Tuesday, December 5, 2017

U.S. and SoKo scaring NoKo in the Coco

Photo: Ahn Young-joon/AP
Kim is shaking so much the palace is vibrating as he downs a rack of ribs, lobster, steak fries, veggies, and a huge piece of cheesecake for dessert. He washes it down with a Diet Coke to trick his NoKo brain.

Twenty-four U.S. stealth jets along with hundreds of other aircraft played their reindeer wargames in South Korea on Monday, showing Kim that as big as it is, we can kick his butt, no sweat.

Vigilant Ace, the annual military games, come during heightened tensions in the region since Kim Jong Un's nuclear and ICBM tests.

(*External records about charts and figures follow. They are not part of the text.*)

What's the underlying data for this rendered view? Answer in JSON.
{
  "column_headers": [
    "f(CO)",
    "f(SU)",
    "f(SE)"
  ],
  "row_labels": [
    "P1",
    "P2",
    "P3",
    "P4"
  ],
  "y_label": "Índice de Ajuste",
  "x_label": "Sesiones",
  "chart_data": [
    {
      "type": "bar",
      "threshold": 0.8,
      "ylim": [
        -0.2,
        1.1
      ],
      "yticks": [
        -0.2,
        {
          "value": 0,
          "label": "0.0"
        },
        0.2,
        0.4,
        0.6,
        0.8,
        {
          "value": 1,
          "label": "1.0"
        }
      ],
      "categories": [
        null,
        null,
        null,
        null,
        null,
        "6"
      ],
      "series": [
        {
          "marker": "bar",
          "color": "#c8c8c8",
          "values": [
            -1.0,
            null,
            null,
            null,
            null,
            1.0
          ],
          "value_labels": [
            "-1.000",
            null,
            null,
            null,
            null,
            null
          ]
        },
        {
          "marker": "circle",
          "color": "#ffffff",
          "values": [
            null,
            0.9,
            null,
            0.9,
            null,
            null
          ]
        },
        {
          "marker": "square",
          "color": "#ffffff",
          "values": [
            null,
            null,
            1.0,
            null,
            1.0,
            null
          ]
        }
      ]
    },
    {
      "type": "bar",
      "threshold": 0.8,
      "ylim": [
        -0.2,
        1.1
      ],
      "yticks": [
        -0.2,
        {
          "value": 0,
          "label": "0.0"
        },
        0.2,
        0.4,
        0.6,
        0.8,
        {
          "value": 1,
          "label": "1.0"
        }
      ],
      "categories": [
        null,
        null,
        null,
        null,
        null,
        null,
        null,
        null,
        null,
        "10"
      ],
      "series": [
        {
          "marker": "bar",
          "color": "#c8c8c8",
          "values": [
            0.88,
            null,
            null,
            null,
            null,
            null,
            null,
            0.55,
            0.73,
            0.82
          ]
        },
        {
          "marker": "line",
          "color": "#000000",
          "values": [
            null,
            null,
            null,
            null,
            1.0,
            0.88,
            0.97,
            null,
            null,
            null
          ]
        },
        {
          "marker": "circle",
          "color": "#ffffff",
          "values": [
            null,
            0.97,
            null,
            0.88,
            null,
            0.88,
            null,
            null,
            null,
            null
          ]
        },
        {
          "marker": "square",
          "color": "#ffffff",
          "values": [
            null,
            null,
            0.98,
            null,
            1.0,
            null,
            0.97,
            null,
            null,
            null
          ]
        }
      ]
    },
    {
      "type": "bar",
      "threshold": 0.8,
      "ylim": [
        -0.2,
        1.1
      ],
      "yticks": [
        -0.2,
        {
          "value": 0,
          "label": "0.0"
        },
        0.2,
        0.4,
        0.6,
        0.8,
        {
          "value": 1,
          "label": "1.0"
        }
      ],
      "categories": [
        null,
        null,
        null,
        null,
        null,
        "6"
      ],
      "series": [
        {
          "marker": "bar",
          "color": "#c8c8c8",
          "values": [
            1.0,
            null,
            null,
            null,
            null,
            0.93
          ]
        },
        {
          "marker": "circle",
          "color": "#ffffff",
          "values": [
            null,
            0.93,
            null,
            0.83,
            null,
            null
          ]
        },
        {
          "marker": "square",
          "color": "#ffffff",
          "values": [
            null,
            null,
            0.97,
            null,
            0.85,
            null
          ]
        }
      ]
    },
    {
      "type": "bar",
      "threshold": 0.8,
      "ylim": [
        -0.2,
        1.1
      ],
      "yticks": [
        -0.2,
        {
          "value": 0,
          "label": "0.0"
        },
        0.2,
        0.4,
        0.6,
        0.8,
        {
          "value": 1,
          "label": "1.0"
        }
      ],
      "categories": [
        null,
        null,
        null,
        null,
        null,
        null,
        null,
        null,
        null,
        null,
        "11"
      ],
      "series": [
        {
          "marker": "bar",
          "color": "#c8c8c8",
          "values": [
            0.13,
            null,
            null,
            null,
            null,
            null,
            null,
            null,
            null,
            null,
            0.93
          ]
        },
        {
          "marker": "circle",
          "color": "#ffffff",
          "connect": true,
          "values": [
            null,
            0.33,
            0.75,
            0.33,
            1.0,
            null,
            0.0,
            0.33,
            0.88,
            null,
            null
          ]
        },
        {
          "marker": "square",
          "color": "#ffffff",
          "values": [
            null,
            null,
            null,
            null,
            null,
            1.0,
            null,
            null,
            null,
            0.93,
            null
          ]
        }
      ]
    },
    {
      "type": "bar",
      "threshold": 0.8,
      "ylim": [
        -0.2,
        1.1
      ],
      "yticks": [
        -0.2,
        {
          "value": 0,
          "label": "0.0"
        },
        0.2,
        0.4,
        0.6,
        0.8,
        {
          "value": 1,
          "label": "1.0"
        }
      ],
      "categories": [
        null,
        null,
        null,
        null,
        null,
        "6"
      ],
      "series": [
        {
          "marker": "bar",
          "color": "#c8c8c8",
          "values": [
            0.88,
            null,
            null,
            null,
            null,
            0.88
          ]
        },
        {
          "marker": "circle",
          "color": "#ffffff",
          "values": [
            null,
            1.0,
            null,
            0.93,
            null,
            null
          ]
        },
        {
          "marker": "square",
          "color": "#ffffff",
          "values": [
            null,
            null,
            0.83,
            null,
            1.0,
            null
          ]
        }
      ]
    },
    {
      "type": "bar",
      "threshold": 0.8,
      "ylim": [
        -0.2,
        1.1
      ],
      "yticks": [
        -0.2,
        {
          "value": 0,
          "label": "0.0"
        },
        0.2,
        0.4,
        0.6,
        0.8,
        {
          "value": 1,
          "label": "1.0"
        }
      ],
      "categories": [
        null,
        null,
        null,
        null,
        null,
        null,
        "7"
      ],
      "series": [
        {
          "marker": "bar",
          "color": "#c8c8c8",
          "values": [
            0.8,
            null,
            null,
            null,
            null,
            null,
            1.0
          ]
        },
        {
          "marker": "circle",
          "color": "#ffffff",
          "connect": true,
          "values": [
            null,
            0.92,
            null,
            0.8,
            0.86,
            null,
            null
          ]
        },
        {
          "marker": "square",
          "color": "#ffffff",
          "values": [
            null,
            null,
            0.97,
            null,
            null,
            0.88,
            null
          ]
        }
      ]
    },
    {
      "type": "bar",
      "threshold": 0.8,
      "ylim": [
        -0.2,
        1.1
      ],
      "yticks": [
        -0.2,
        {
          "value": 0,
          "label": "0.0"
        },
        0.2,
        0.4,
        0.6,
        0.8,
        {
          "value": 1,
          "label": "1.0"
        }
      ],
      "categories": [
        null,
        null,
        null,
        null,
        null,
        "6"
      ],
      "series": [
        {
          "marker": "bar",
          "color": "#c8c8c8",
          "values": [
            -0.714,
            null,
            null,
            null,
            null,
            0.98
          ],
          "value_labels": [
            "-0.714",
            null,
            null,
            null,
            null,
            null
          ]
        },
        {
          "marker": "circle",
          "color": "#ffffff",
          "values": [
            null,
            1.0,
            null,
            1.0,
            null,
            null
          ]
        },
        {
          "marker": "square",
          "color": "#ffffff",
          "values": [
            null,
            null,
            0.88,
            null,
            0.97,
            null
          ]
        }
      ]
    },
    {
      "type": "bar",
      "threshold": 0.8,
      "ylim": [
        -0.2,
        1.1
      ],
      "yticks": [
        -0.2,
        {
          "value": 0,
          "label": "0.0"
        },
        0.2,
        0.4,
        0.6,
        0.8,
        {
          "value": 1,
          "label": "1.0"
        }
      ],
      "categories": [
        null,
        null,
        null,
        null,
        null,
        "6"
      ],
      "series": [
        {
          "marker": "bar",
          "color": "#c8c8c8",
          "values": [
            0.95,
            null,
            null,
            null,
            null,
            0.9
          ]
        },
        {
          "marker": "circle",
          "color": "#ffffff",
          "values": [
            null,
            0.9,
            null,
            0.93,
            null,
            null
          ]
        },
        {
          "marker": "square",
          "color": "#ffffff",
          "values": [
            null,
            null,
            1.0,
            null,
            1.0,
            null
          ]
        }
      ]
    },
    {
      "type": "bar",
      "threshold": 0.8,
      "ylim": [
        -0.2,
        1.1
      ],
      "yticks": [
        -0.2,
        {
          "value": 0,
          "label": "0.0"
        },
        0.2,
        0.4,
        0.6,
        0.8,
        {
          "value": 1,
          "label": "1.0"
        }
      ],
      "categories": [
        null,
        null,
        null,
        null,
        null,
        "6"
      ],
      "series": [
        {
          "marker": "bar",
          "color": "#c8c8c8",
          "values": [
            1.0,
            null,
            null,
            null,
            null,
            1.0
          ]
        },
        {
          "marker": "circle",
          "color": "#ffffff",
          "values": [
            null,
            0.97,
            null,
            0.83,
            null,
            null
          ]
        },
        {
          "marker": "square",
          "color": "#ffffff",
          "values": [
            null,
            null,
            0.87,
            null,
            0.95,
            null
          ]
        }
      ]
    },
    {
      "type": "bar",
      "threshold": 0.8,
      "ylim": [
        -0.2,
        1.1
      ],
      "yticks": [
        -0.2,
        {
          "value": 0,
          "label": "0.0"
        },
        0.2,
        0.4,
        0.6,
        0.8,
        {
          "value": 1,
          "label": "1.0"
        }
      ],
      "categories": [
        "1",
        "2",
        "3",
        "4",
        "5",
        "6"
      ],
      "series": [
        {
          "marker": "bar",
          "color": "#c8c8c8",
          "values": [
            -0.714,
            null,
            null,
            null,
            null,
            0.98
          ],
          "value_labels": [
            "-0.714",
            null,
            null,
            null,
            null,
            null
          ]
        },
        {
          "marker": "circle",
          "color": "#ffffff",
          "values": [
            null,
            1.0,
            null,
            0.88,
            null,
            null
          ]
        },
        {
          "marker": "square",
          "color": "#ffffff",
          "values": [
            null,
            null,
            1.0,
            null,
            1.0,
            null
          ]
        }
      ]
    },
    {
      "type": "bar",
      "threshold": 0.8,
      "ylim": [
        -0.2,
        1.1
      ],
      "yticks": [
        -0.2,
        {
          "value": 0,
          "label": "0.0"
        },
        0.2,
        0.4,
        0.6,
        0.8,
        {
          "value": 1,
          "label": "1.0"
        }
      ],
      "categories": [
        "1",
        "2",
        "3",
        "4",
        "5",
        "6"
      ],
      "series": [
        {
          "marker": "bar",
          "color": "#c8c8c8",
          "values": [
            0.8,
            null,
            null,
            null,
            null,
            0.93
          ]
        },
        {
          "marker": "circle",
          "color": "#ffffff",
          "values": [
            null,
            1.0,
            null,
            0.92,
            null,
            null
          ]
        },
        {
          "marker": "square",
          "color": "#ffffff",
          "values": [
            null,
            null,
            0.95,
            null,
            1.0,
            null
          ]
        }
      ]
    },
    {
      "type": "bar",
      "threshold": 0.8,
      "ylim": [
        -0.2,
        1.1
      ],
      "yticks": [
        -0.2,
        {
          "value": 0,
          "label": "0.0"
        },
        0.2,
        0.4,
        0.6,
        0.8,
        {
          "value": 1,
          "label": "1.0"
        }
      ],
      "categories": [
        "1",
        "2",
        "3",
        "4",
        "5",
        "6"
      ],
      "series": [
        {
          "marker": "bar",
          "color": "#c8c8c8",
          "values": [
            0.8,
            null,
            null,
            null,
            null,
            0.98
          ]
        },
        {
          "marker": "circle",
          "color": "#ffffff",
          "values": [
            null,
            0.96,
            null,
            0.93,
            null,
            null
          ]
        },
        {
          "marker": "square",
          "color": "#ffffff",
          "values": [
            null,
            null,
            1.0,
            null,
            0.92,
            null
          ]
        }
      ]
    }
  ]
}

He's like a punk kid in the schoolyard taunting the other kid named Donald and getting taunted back, bigly.

Two hundred and thirty aircraft will fly from eight airstrips in South Korea, according to an Air Force statement.

The U.S. Navy and Marine Corps (pronounced 'core', Mr. Obama) were also participating in "a realistic air combat exercise" designed to improve the technical cooperation between the U.S. and South Korean militaries. About 12,000 U.S. troops are taking part in the wargames. 

North Korea called the exercise a "grave provocation" and said on Monday that they could escalate the situation "to the brink of nuclear war."

Yes, but it would be North Korea who would get nuked.

Pyongyang said Vigilant Ace was being performed at a time "when insane President Trump is running wild" and it condemned South Korea as "puppet war maniacs."

Of course if we did nothing to show North Korea our strength, they would continue doing what they've been doing ever since Bill Clinton was boffing aides in the Oval Office--continue developing a nuclear weapon and delivery system.

So Kim can call Trump insane, but he isn't suicidal, and that's not a far cry from how North Korea had been mishandled in the past.

The Air Force has assured the public that these exercises with South Korea were "not in response to any incident or provocation" and explained that our two countries engage in war games every year.

Coincidentally, however, this latest round comes less than a week after North Korea's latest missile launch of what was probably an ICBM with the capability of reaching most anywhere on our mainland. 

But for any long-range nuclear weapon to be effective, it would require a durable re-entry vehicle with a lightweight warhead and accurate guidance systems, which thus far have not been shown to exist in NoKo's arsenal. 

In other words, a trained suicidal monkey with a Google map of the target and a Gyeonggi-do walkie talkie isn't going to get it done. 

Pyongyang still has some work to do with their weaponry and we need to keep them from doing it. Experts are not certain about how close the North is in achieving its goal and many think Kim wants a nuke to deter the U.S. from trying to topple his regime.

Let's hope Kim and Trump can work and play well together, or at least settle things diplomatically.